Google Stocks lose £13.7bn Value
Google shares took a massive plunge after the web giant accidentally released the details of their quarterly performance to the public early.
The mistake is thought to have cost Google £13.7bn, and has confirmed suspicions that the company is suffering the results of decreased revenue from web advertisers. The announcement that Google’s profits were down 20pc was scheduled to take place after the New York Stock Market had closed, but the early release saw a frenzy of panic, causing the stock value to nosedive.
The mistake is thought to rest with one of Google’s partner’s, R R Donelly, who are responsible for the printing of their financial documents, after which Google released the following statement: “We have ceased trading on Nasdaq while we work to finalise the document. Once it’s finalised we will release our earnings, resume trading in Nasdaq and hold our earnings call as normal”.
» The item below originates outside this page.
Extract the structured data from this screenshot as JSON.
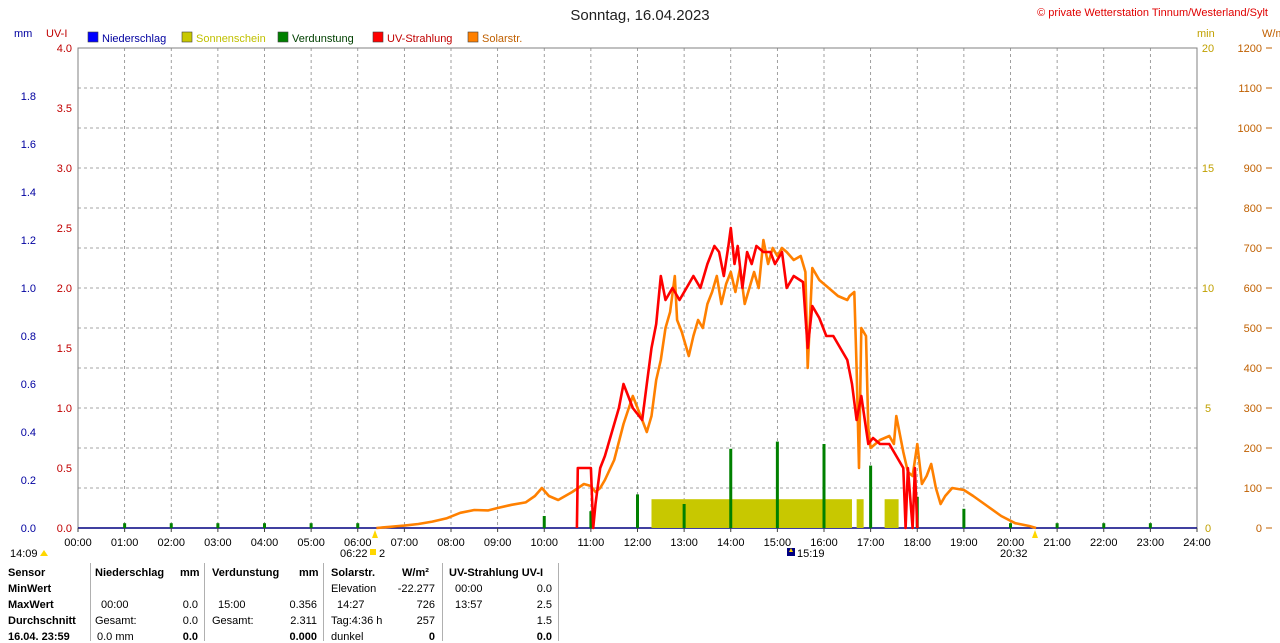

The amount of money the company has been receiving from individual adverts has fallen, meaning income per click was down about 15pc on the previous quarter. It is thought that the increased use of mobile devices could be a leading factor in this, and Google will have their work cut out to optimize and adapt to the change.
The web giant has committed to cutting costs over the past quarter, after revealing plans to cut staff from some of its divisions. However despite this, costs have shot up by 71pc leaving many analysts ‘alarmed’ by the recent decline of the business.